Connecting Teachers To Nature
Following a successful year of connecting teachers to nature, Hawke’s Bay Regional Council, Predator Free Hawke’s Bay, and Enviroschools are planning another year of free, after-school workshops in 2020.
first workshop for the year, The Magic of Coastal Wetlands, will be at the mouth of the Tukituki River in the Haumoana Domain.
“We chose this location because it’s rich in biodiversity and easily accessible. We will have a range of activities for participants to enjoy and cater for all education sectors from early childhood to secondary-level education,” says Community Engagement Coordinator Sally Chandler.

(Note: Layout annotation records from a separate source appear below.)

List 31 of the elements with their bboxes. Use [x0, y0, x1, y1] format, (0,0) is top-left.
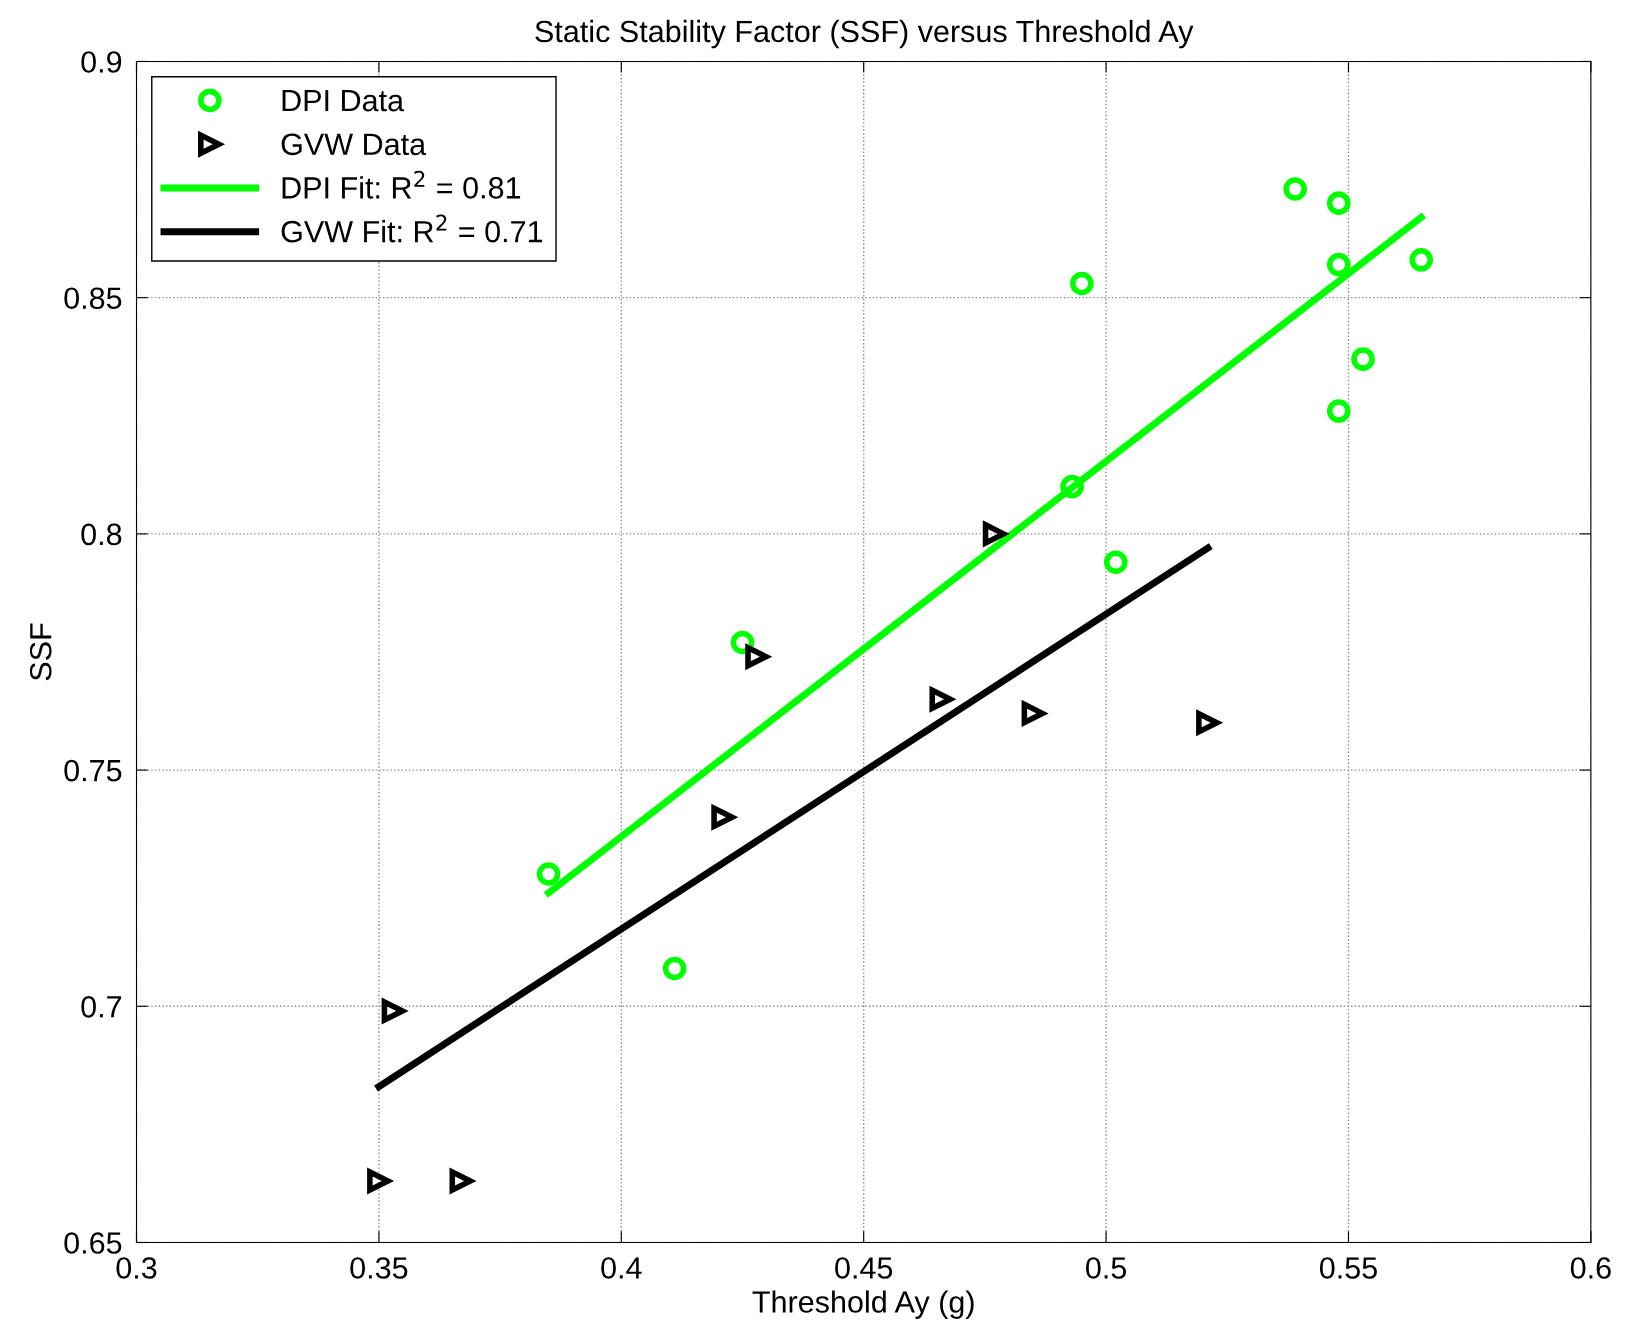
- y-tick-label: 0.7: [81, 996, 122, 1018]
- point: [1326, 191, 1351, 215]
- x-tick-label: 0.55: [1319, 1257, 1377, 1279]
- y-tick-label: 0.9: [81, 51, 122, 73]
- legend-label: GVW Fit: R$^{2}$ = 0.71: [281, 214, 543, 243]
- point: [1283, 177, 1307, 201]
- x-tick-label: 0.4: [601, 1257, 642, 1279]
- y-axis-title: SSF: [29, 623, 52, 681]
- x-tick-label: 0.45: [835, 1257, 893, 1279]
- x-tick-label: 0.35: [350, 1257, 408, 1279]
- point: [536, 862, 561, 886]
- point: [1326, 399, 1351, 423]
- point: [1103, 550, 1128, 575]
- x-tick-label: 0.3: [116, 1257, 157, 1279]
- point: [1351, 347, 1375, 371]
- point: [1409, 248, 1433, 272]
- y-tick-label: 0.65: [64, 1232, 122, 1254]
- x-tick-label: 0.5: [1086, 1257, 1127, 1279]
- point: [1070, 271, 1094, 296]
- chart-title: Static Stability Factor (SSF) versus Threshold Ay: [535, 19, 1194, 49]
- point: [662, 956, 687, 981]
- legend-label: DPI Data: [282, 90, 405, 112]
- x-tick-label: 0.6: [1570, 1257, 1611, 1279]
- point: [1326, 252, 1351, 277]
- point: [1060, 474, 1084, 499]
- legend-label: GVW Data: [281, 133, 427, 156]
- legend-label: DPI Fit: R$^{2}$ = 0.81: [282, 170, 521, 199]
- y-tick-label: 0.8: [81, 523, 122, 546]
- x-axis-title: Threshold Ay (g): [752, 1290, 974, 1319]
- y-tick-label: 0.75: [64, 759, 122, 782]
- y-tick-label: 0.85: [64, 287, 122, 310]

“In 2019 we were delighted to welcome over 100 teachers to our four workshops. We currently have 18 registered to attend next week, and are keen to see some more people sign up,” Sally adds.
“The purpose of the workshops is to increase teacher confidence in using the environment as a teaching resource”, says Predator Free Hawke’s Bay Education Facilitator Robyn McCool. “Feedback we’ve received from teachers has been very positive so far, and we’re looking forward to another year of building confidence.”
As well as the Haumoana Domain workshop, there will be a Matariki-themed workshop at Kohupātiki Marae in May, a bush adventure at Te Mata Park in September, and a November wrap-up at the EIT Ōtātara Outdoor Learning Centre. To find out more and to register for upcoming workshops, visit the education event page on the Regional Council website.
The workshops are designed as “tasters”, only two hours in length and run after school. Previous workshops have included undertaking water sampling at the Tūtaekurī River, a focus on Matariki at Kohupātiki Marae, a bush adventure at Dolbel Reserve and the a “Who’s in my backyard” meet the providers evening at the EIT Ōtātara Outdoor Learning Centre.